WABER: Evaluating Reliability and Efficiency of Web Agents with Existing Benchmarks

ICLR 2025 Workshop on Foundation Models in the Wild |

Organized by Microsoft Research at Redmond US

Most existing web agent benchmarks evaluate agents solely based on their task completion rate, excluding other crucial aspects of agent behavior that impact their usability and deployability in real-world. We propose incorporating two important metrics into a web agent benchmark: reliability that assesses how consistently the agent completes tasks despite transient web unreliability that are common in the wild, and efficiency that measures the speed and cost-effectiveness of the agent’s task completion. Developing new benchmarks to measure these metrics would take significant efforts. To address this, we introduce a novel network proxy-based solution called WABER, which enables the evaluation of these two metrics on existing agents and benchmarks without requiring any modifications to them.
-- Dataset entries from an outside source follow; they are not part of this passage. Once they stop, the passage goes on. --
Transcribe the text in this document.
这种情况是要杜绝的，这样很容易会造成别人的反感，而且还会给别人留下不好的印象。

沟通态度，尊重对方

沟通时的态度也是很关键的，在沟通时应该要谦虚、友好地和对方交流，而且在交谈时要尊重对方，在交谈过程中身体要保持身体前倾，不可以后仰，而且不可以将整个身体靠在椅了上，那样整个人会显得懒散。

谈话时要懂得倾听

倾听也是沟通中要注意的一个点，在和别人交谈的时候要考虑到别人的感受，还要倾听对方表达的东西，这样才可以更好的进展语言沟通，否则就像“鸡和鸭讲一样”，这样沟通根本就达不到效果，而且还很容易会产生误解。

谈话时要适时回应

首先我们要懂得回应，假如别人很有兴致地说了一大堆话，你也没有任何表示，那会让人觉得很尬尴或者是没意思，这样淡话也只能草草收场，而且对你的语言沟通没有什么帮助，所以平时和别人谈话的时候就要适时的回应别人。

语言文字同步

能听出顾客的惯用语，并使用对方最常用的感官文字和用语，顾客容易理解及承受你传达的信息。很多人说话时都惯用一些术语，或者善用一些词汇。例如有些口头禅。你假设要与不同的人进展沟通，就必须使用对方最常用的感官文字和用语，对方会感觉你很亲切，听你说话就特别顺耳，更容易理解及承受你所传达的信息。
This allows agent developers to adopt it effortlessly on any agent and benchmark, with zero developer effort. Using our WABER prototype, we evaluated two existing agents on the WebArena benchmark: Stacked LLM Policy and Agent Workflow Memory. Our results show that current SoTA agents struggle to complete tasks on the WABER framework, demonstrating the need to design agents that are able to generalize to real-word, unreliable scenarios.